Friday, December 15, 2006

“Os espanhóis, com o auxílio de monstruosidades sem exemplo, cobrindo-se de uma vergonha indelével, não conseguiram exterminar a raça índia, nem sequer impedi-la de partilhar os seus direitos. Os americanos dos Estados Unidos atingiram esse duplo resultado com uma maravilhosa facilidade, tranquilidade, legalmente, filantropicamente, sem efusão de sangue nem violação de um único dos grandes princípios da moral aos olhos do mundo. Seria impossível destruir os homens respeitando melhor as leis da humanidade.”
Alexis de Tocqueville

Este pequeno excerto, que Raymond Aron escolheu, entre outros, para ilustrar o pensamento de Tocqueville em “As Etapas do Pensamento Socológico”, estabelece, na sua fina ironia, uma crítica acutilante ao destino reservado para as nações índias nos EUA do século XIX. Mais do isso, demonstra como a admiração por certos traços de uma sociedade – e Tocqueville é sobretudo um admirador das sociedades anglo-americanas – pode e deve conviver com a crítica dura, sempre que esta se mostre justa. Nem admiração cega e incondicional, nem omissão das críticas adequadas.
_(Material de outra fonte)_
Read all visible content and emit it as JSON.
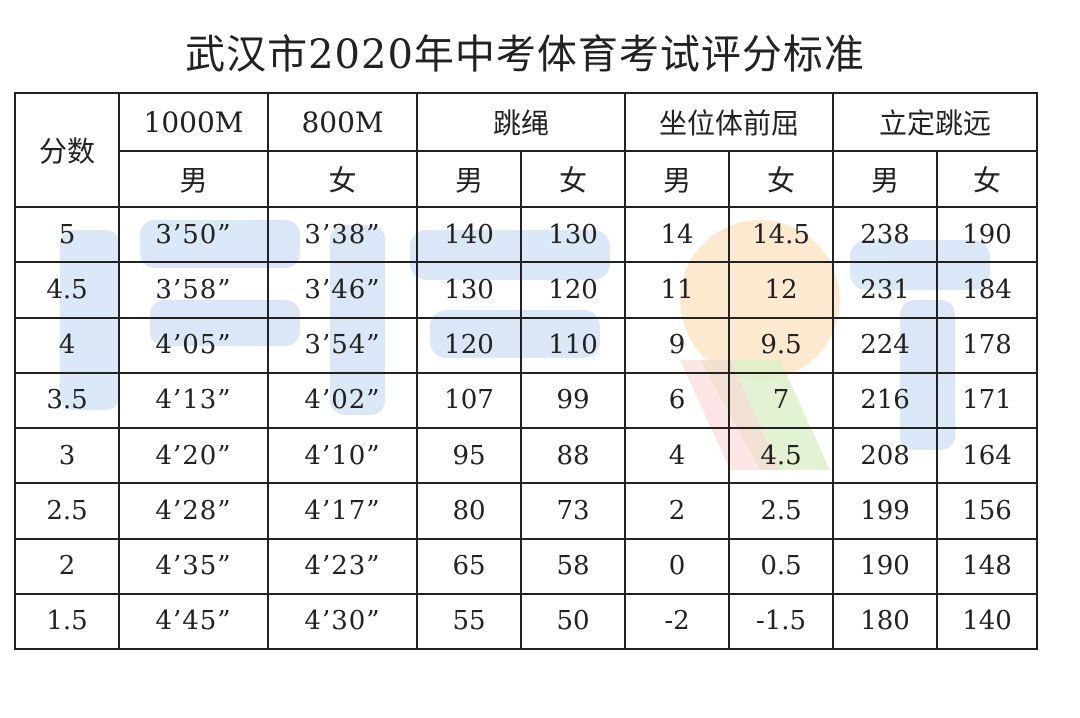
{
  "title": "武汉市2020年中考体育考试评分标准",
  "colors": {
    "border": "#222222",
    "watermark_blue": "#cfe0f5",
    "watermark_orange": "#fde2c4",
    "watermark_green": "#dcefc8"
  },
  "header": {
    "score_label": "分数",
    "events": [
      "1000M",
      "800M",
      "跳绳",
      "坐位体前屈",
      "立定跳远"
    ],
    "genders": [
      "男",
      "女",
      "男",
      "女",
      "男",
      "女",
      "男",
      "女"
    ]
  },
  "rows": [
    {
      "score": "5",
      "m1000": "3’50”",
      "m800": "3’38”",
      "rope_m": "140",
      "rope_f": "130",
      "sit_m": "14",
      "sit_f": "14.5",
      "jump_m": "238",
      "jump_f": "190"
    },
    {
      "score": "4.5",
      "m1000": "3’58”",
      "m800": "3’46”",
      "rope_m": "130",
      "rope_f": "120",
      "sit_m": "11",
      "sit_f": "12",
      "jump_m": "231",
      "jump_f": "184"
    },
    {
      "score": "4",
      "m1000": "4’05”",
      "m800": "3’54”",
      "rope_m": "120",
      "rope_f": "110",
      "sit_m": "9",
      "sit_f": "9.5",
      "jump_m": "224",
      "jump_f": "178"
    },
    {
      "score": "3.5",
      "m1000": "4’13”",
      "m800": "4’02”",
      "rope_m": "107",
      "rope_f": "99",
      "sit_m": "6",
      "sit_f": "7",
      "jump_m": "216",
      "jump_f": "171"
    },
    {
      "score": "3",
      "m1000": "4’20”",
      "m800": "4’10”",
      "rope_m": "95",
      "rope_f": "88",
      "sit_m": "4",
      "sit_f": "4.5",
      "jump_m": "208",
      "jump_f": "164"
    },
    {
      "score": "2.5",
      "m1000": "4’28”",
      "m800": "4’17”",
      "rope_m": "80",
      "rope_f": "73",
      "sit_m": "2",
      "sit_f": "2.5",
      "jump_m": "199",
      "jump_f": "156"
    },
    {
      "score": "2",
      "m1000": "4’35”",
      "m800": "4’23”",
      "rope_m": "65",
      "rope_f": "58",
      "sit_m": "0",
      "sit_f": "0.5",
      "jump_m": "190",
      "jump_f": "148"
    },
    {
      "score": "1.5",
      "m1000": "4’45”",
      "m800": "4’30”",
      "rope_m": "55",
      "rope_f": "50",
      "sit_m": "-2",
      "sit_f": "-1.5",
      "jump_m": "180",
      "jump_f": "140"
    }
  ]
}
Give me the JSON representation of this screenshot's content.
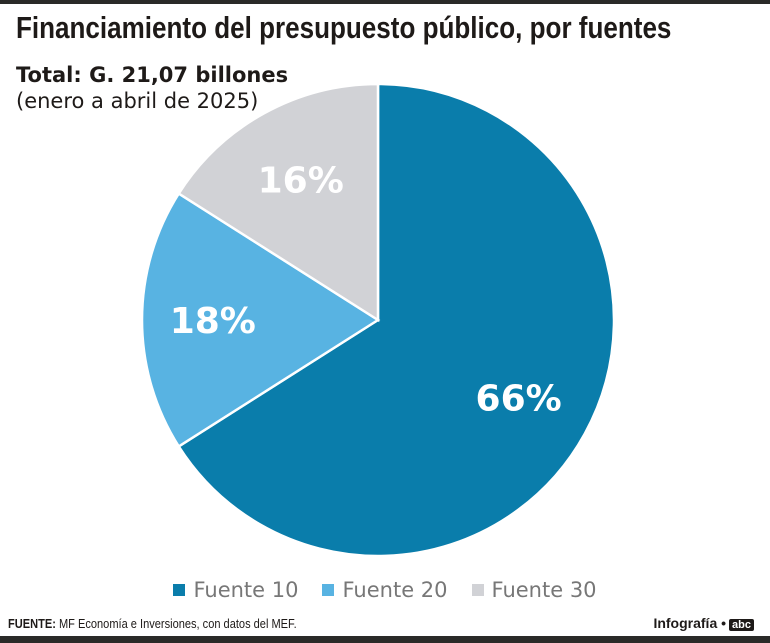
{
  "chart_data": {
    "type": "pie",
    "title": "Financiamiento del presupuesto público, por fuentes",
    "subtitle": "Total: G. 21,07 billones",
    "period": "(enero a abril de 2025)",
    "slices": [
      {
        "name": "Fuente 10",
        "value": 66,
        "label": "66%",
        "color": "#0a7dab"
      },
      {
        "name": "Fuente 20",
        "value": 18,
        "label": "18%",
        "color": "#58b3e2"
      },
      {
        "name": "Fuente 30",
        "value": 16,
        "label": "16%",
        "color": "#d1d2d6"
      }
    ],
    "legend_position": "bottom"
  },
  "footer": {
    "source_label": "FUENTE:",
    "source_text": " MF Economía e Inversiones, con datos del MEF.",
    "credit": "Infografía •",
    "logo": "abc"
  }
}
Inseparável dos esforços de rigor e objectividade do filósofo e do cientista, a conduta de Tocqueville releva igualmente do mais puro exercício de pensamento livre que o Homem pode almejar. Liberdade esta que, paradoxalmente, tanto ao longo do século XX, como no início deste século XXI, foi e continua a ser cerceada pelos seus mais voluntariosos paladinos.